Most preteens feel insecure about their looks. I was no exception. However, besides the crushing weight of normal insecurities brought on during that stage, I had to deal with much more.
When the thought of self-appearance came to mind, I had to deal with mixed feelings of shame, anger and self-rejection – all of which combined are basically a fancy way of saying that I felt ugly.
Every time I looked in the mirror, I saw a girl who looked too Chinese to be considered beautiful. I cannot count the number of hours I practiced smiling without making my eyes squint. This is nothing new for some of us who have the “stereotypical Asian look,” which is a problematic concept since it generalizes all Asians as East Asians – but that is another story.
The “stereotypical Asian look” or “Chinese beauty” often includes the all too popular small eyes which is the butt of humiliating and racist jokes, a slim to the bone figure, straight ebony hair, and honestly too many others to name.
I have heard almost every kind of seemingly innocent remarks and quips regarding my “super Chinese” looks since my preschool days. As a child, I just went along and laughed because none of us knew any better. But after a long time, I stopped laughing when I realized they were not laughing with me – they were laughing at me. I always wondered what to say when people commented “Wow, you look so Chinese!” or “You’re so pretty – for a Chinese!”
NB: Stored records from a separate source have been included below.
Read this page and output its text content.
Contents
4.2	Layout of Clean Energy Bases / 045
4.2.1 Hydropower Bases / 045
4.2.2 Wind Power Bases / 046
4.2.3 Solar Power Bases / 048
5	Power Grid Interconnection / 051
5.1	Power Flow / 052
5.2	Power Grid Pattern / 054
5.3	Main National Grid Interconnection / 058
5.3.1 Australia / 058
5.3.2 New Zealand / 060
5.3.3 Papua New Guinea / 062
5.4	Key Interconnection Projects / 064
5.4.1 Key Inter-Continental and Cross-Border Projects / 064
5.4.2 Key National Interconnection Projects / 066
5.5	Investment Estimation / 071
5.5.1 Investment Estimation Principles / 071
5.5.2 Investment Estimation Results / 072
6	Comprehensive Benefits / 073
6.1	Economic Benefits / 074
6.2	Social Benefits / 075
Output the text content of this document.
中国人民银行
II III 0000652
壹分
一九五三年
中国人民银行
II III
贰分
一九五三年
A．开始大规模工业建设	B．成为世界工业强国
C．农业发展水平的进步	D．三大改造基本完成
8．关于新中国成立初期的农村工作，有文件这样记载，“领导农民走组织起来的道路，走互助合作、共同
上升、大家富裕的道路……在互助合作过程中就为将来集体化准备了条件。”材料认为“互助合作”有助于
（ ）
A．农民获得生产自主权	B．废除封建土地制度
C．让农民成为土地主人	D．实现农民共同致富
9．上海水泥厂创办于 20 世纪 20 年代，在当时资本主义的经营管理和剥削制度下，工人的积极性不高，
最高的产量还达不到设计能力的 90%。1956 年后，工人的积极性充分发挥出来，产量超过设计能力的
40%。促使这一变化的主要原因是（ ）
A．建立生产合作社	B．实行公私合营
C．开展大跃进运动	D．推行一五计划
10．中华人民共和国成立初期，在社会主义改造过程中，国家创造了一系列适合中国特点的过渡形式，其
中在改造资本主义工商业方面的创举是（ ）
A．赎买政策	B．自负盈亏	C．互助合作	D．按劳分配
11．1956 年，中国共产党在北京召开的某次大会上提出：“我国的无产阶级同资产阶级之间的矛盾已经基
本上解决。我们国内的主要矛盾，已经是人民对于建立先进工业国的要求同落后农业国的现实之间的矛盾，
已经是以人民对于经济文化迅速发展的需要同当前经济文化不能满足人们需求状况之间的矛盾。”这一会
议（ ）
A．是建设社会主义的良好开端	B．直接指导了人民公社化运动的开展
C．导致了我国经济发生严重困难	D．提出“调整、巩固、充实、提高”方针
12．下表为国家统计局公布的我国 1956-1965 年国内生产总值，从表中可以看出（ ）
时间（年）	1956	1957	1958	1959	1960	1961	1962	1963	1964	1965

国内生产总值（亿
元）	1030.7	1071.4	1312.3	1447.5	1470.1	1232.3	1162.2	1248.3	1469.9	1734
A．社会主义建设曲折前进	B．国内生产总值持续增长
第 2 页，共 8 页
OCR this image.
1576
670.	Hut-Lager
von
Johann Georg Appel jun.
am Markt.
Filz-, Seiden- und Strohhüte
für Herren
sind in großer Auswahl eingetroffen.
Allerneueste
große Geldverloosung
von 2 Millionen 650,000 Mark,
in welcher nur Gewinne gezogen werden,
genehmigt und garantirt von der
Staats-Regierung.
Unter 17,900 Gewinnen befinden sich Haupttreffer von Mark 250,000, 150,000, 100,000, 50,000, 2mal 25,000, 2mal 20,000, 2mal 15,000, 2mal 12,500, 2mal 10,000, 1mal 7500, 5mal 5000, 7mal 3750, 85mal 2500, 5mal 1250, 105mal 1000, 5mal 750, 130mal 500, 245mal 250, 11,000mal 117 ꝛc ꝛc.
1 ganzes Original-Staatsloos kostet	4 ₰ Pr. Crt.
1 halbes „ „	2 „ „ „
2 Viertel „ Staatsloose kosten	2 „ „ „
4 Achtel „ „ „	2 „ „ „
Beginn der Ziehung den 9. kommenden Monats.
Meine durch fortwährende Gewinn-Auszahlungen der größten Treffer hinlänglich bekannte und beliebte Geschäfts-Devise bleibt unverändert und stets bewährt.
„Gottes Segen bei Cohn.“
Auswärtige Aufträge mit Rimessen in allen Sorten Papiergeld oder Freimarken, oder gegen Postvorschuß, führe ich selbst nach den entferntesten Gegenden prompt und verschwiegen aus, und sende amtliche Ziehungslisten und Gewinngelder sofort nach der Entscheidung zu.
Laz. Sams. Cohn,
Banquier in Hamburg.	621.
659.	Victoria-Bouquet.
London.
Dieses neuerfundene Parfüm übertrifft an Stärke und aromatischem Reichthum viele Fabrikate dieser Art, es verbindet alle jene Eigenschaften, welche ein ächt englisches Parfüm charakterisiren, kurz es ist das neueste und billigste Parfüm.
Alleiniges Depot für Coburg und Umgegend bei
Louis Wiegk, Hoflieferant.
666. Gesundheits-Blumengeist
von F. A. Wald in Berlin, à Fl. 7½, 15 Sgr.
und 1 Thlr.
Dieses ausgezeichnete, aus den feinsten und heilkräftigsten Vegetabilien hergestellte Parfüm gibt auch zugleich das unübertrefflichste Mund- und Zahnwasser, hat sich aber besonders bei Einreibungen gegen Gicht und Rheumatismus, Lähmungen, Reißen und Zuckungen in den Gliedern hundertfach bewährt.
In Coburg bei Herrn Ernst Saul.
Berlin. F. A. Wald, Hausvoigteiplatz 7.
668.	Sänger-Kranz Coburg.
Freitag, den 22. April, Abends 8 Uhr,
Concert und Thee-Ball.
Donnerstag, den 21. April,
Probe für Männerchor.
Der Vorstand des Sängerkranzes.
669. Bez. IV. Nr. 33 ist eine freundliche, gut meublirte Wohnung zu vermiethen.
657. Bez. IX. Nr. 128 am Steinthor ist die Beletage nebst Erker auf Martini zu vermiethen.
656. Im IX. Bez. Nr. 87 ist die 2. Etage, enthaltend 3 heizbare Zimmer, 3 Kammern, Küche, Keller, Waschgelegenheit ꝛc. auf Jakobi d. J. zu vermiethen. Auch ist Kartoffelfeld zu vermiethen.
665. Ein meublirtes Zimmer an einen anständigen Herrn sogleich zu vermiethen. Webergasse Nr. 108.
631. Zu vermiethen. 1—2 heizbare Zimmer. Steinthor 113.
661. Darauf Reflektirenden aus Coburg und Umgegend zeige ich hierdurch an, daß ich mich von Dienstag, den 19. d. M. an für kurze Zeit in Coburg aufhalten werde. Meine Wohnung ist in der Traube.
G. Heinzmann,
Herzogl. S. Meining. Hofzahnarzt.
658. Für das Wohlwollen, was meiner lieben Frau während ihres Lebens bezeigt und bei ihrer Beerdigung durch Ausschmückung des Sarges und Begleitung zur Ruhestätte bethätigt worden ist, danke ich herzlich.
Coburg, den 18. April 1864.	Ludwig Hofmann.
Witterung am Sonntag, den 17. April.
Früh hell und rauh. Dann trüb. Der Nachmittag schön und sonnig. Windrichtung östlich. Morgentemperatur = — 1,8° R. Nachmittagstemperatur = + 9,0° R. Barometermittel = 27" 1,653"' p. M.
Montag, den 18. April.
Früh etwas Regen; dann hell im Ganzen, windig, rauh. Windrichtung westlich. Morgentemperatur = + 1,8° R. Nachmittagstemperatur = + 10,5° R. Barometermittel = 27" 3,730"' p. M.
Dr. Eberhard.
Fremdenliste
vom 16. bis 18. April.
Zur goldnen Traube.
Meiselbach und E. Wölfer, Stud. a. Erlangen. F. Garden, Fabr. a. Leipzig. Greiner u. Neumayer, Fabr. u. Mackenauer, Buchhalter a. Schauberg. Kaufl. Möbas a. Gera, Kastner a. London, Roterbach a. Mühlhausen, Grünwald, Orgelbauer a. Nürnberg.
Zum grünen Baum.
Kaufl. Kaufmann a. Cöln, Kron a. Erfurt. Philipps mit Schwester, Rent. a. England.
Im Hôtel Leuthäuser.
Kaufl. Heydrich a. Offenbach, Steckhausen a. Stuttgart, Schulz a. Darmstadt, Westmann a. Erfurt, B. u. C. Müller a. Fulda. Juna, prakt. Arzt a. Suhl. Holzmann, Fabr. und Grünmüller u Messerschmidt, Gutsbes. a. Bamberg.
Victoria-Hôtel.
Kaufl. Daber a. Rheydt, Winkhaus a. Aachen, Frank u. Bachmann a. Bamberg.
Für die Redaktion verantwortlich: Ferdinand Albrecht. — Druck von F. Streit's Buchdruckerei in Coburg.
That statement just confused me and I had to wonder: was that an insult or a compliment? Why is beauty subcategorized into levels? For the longest time I struggled with accepting myself for who I am. I did not want to be remembered as just the Chinese girl. It was more difficult to embrace and express the Chinese culture in me.
In fact, I used to wish that I was not born Chinese. I would have big, alluring, and colorful eyes like those described in stories instead of barely-there, boring, dark eyes. I would have beautiful light hair instead of boring dark hair. I tried to run away and reject Chinese culture because all I wanted was to be anything other than Chinese.
It certainly did not help that there was very little Asian representation in mainstream media at the time. If there were any Asians in movies or television shows, they were usually there just to fulfill the diversity requirement or be the audience’s source of laughter with an exaggerated and racist portrayal. Needless to say, it hurt and pushed down my confidence levels. It led me to believe that people with Eurocentric features are the ideal standards of beauty, and thus are the only ones deserving of being chosen for main roles or fashion models.
Furthermore, insensitive advertisements propagating this mindset from beauty companies that capitalized on this issue with products or services to convert natural features to Eurocentric features just made the road to self-acceptance more difficult.
Fortunately, representation and racial sensitivity has become more progressive today. There is still a long way to go, but seeing actors and actresses, music artists, fashion models, and other people of influence out there who look like me just makes my heart leap.
A big thank you is in order for inspiring every single person who struggled as I did with self-acceptance. They showed us that it is indeed possible to break through barriers and be whatever we want to be.
That being beautiful had nothing to do with subcategories. Although confidence and acceptance must not be based solely on the amount of representation in mainstream media, it definitely does not hurt to see more of it. I really cannot stress how uplifting representation is.
The journey to building up one’s confidence enough to accept who we truly are is long and arduous. I know because I walked down that road for many years and I am definitely not alone in this. Many factors can hinder a person from true acceptance but I ultimately realized that the biggest obstacle I had to overcome was myself.
Society will always play a role in what we think and believe in, but we are the ones who can choose to pull away and stop believing in it – no matter how difficult it is. Let us not be held back by any of this anymore.
Today, I am proud to say that not only have I achieved self-acceptance but also pride in who I am. I finally stopped being ashamed and fully embraced that aspect of my identity. It may have taken a long time but now I can finally look in the mirror and see a beautiful person – no subcategories.